L’Eglise approfondit sa réflexion sur l’IA en 2024

Source: FSSPX Actualités

Entre mises en garde épiscopales et sessions de sensibilisations organisées par le Saint-Siège, la vigilance à l’égard de l’intelligence artificielle (IA) et des risques qu’elle fait encourir fait partie des préoccupations de l’Eglise durant l’année 2024.

Les vœux de l’archevêque des îles Fidji ont été quelque peu inattendus. Le prélat a appelé ses ouailles à prendre conscience des défis lancés par l’IA. « Si nous continuons d’être des utilisateurs passifs face à l’IA, nous risquons de perdre cette créativité que Dieu a inscrite en nous, et ce serait un grand dommage pour l’humanité », a mis en garde Mgr Peter Loy Chong qui conseille concrètement aux familles « d’établir des règles dans le foyer » à l’aube de l’année 2024.

Une demande qui relaye l’appel du Saint-Siège en décembre 2023, en faveur d’un traité international garantissant le développement et l’utilisation éthiques de l’algorithme. Un plaidoyer urgent quand on se rappelle les derniers soubresauts qui ont secoué le monde très fermé de l’IA.

L’un de ses principaux acteurs, Sam Altman – le concepteur de ChatGPT lancé en 2023 – s’est vu confirmé à sa place à l’issue d’un bras de fer qui l’opposait à ceux qui, parmi ses associés, souhaitaient réguler l’algorithme selon des critères éthiques. Mais c’est la rentabilité qui a prévalu…

Sur la question de l’IA, l’Eglise entend donner de la voix au niveau des instances internationales, notamment grâce à l’expertise du père Paolo Benanti, un franciscain membre de la Commission des Nations Unies pour l’IA. Le religieux est professeur de bioéthique et d’éthique technologique.

Les critères d’une IA éthique

Dans un entretien publié le 3 janvier 2024 par Vatican Insider – l’un des canaux officieux d’information du Vatican – Paolo Benanti évoque un certain nombre de critères qui devraient être inclus dans un « algorithme éthique ». Selon lui, l’IA doit donner à l’homme la possibilité de définir ses priorités et de ne pas se les laisser dicter par ce qui reste une machine : « le projet humain doit être premier et non l’inverse », explique le franciscain.

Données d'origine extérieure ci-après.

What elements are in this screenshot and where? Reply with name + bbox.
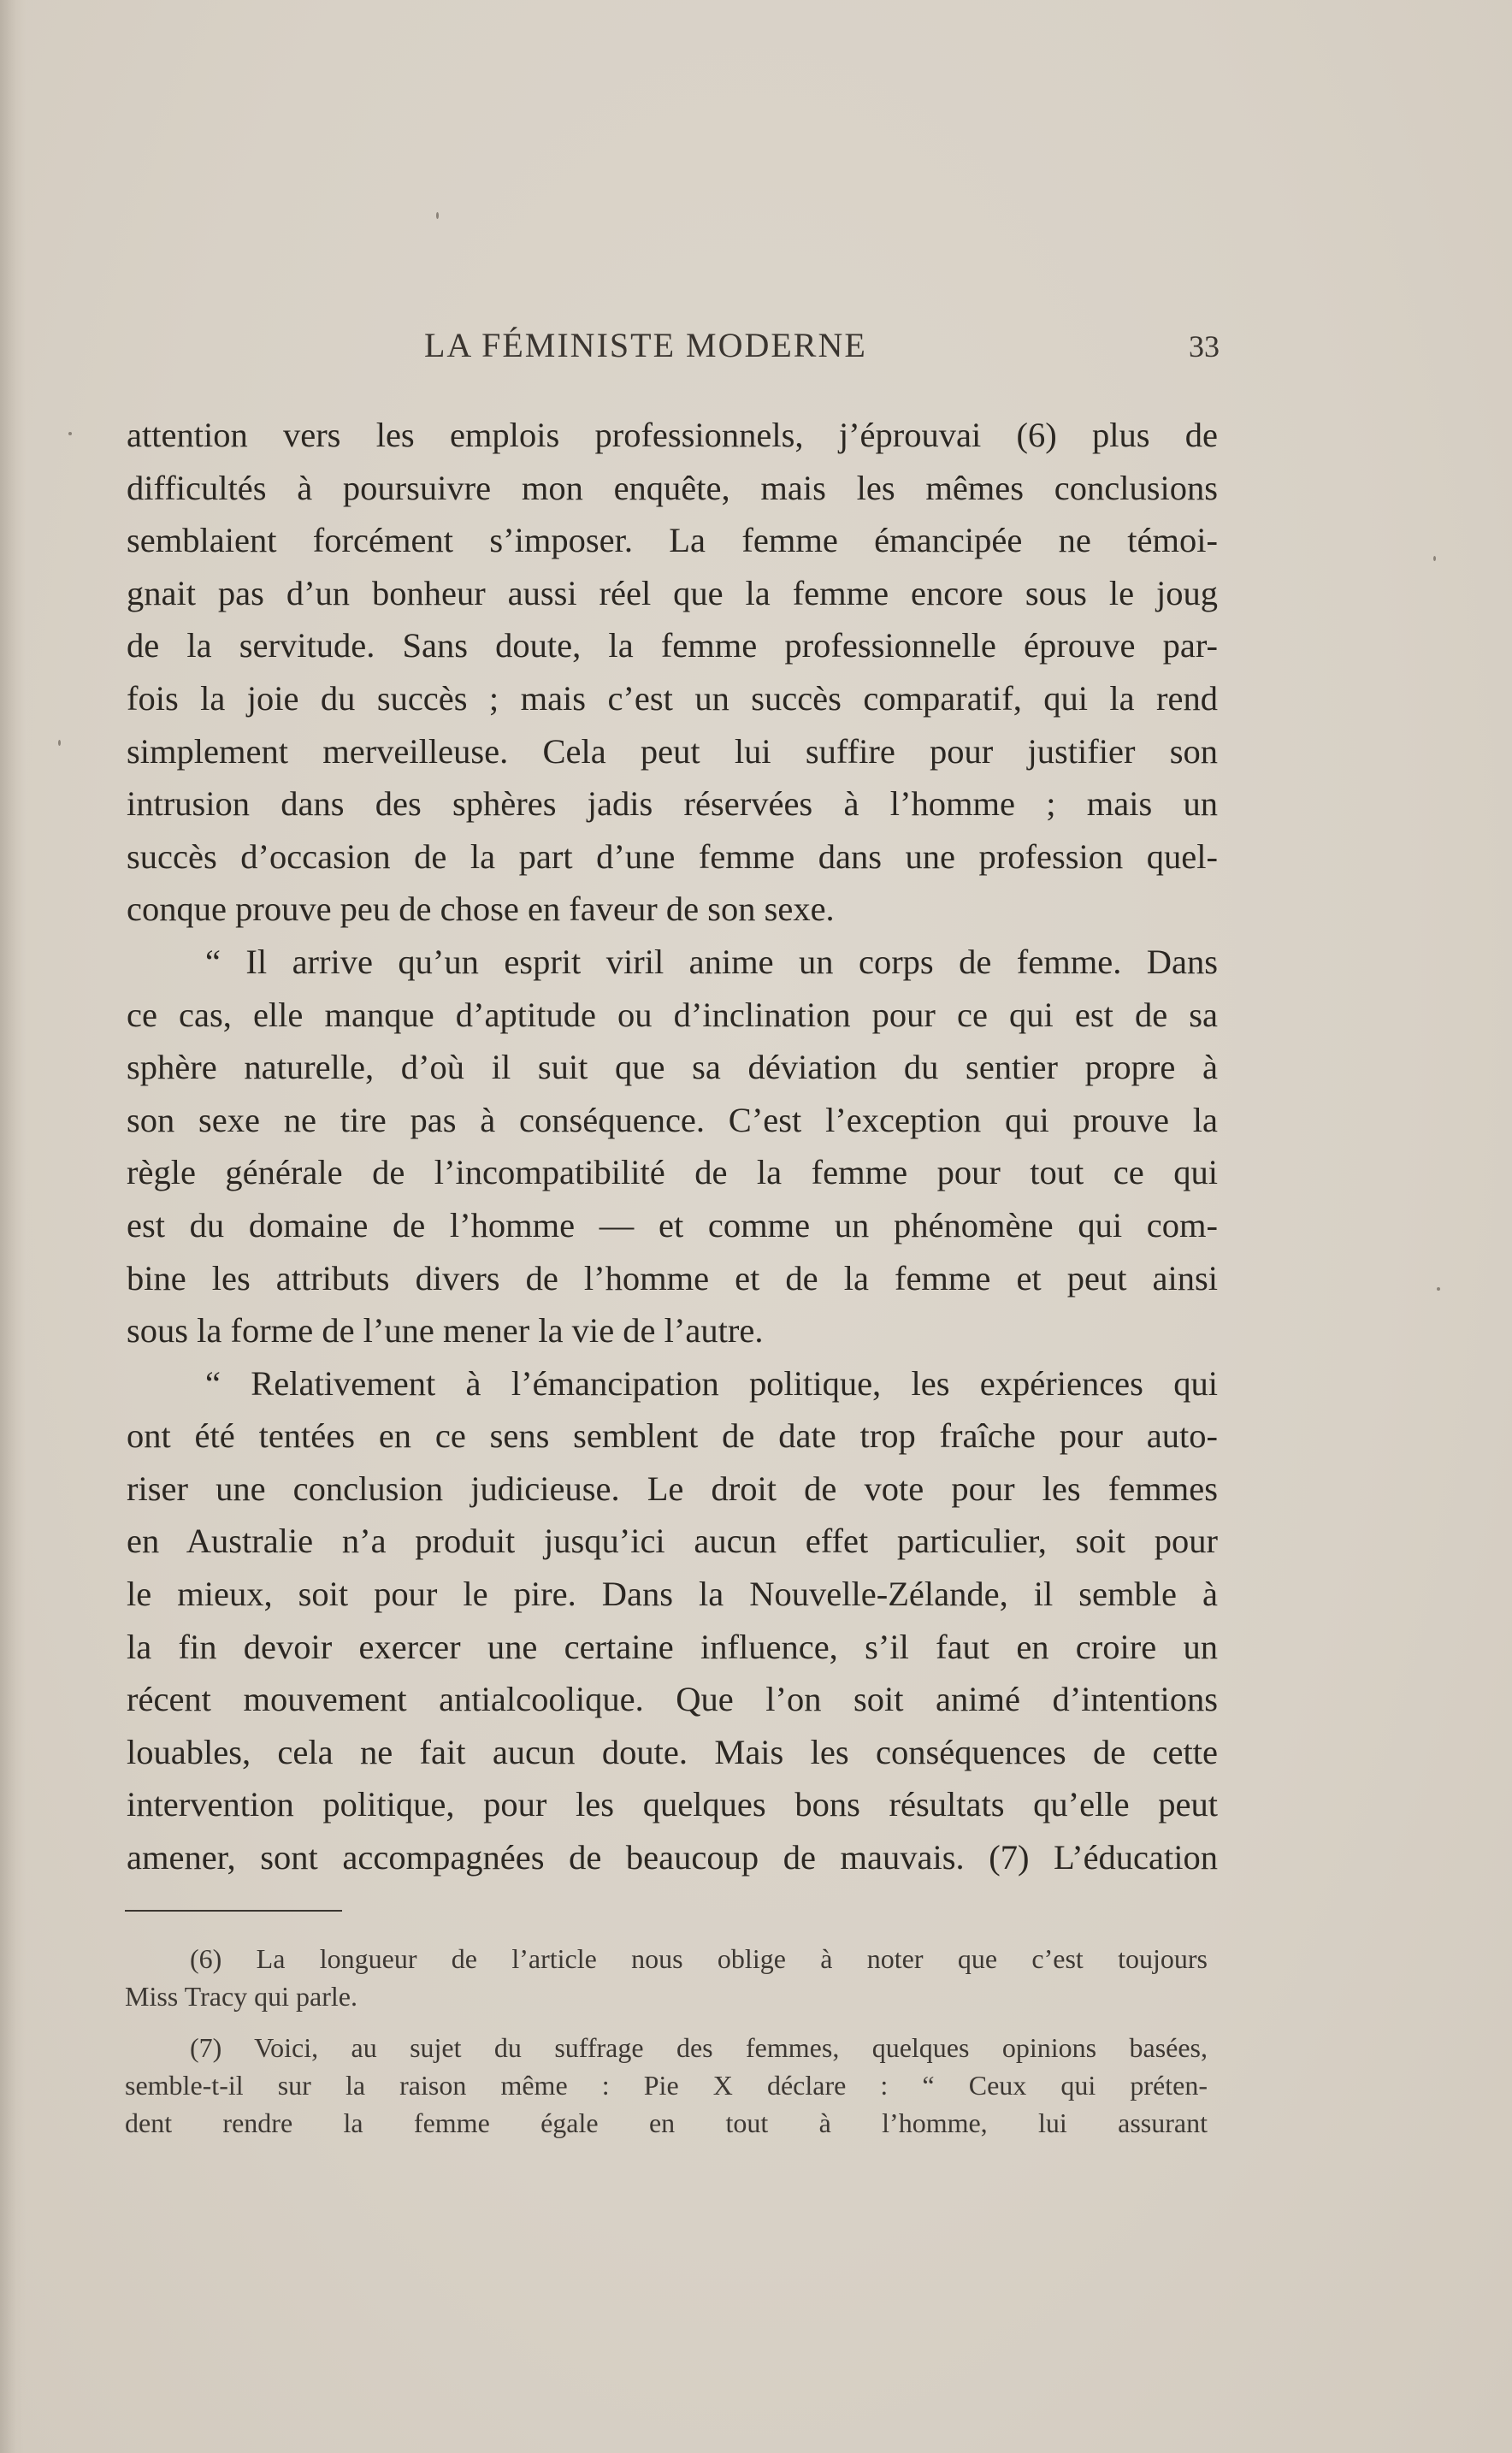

Cela implique une surveillance vigilante : « face à une machine infatigable aux ressources inépuisables, à la rapidité extraordinaire, il faut avoir une vigilance toute particulière », estime le théologien qui se réjouit que l’Eglise se soit saisie du problème à bras-le-corps.

A la différence de l’être humain qui se structure dès ses premières années d’existence en fonction de ses interactions avec son milieu ambiant, l’algorithme n’est pas ouvert à un progrès de ce type, car il a été façonné de toute pièce, aussi, afin d’éviter les dangers de cet univers clos, faudrait-il « imprimer trois valeurs principales à l’IA », souligne le père Benanti.

« ChatGPT donne toujours une réponse sur le mode de la certitude. A l’heure actuelle, s’il y avait une “sagesse” que l’homme gagnerait à acquérir, ce n’est pas tant d’être capable de répondre à tout moment et à n’importe quoi, mais de se demander si sa réponse est, oui ou non, valable, certaine. Si nous pouvions donner à la machine la capacité de remettre en cause ses réponses, nous aurions accompli un pas vers un plus grand “respect” la nature humaine », estime le franciscain.

Deuxième valeur que l’expert du Saint-Siège souhaiterait voir inscrite d’une manière ou d’une autre dans l’algorithme, celle de la bienveillance : « c’est-à-dire le fait de ne pas être déterminé uniquement par un type d’événements – négatifs – inscrits dans un “historique” ».

Enfin, « la dimension de l’équité est cruciale », et si l’on n’intègre pas cette donnée dans l’IA, cette dernière « alimentera la vision d’un monde fragmenté en classes sociales » ou en communautés.

Difficile d’imaginer que le marché de l’IA prête attention aux mises en garde de l’Eglise, étant donné les intérêts économiques et stratégiques en jeu. « Dans la pratique, conclut le père Benanti, le risque pour l’homme dans l’avenir, c’est de tourner ses yeux vers le Cloud où l’IA est stockée, plutôt que vers le Ciel, et de faire de l’algorithme la divinité de demain ».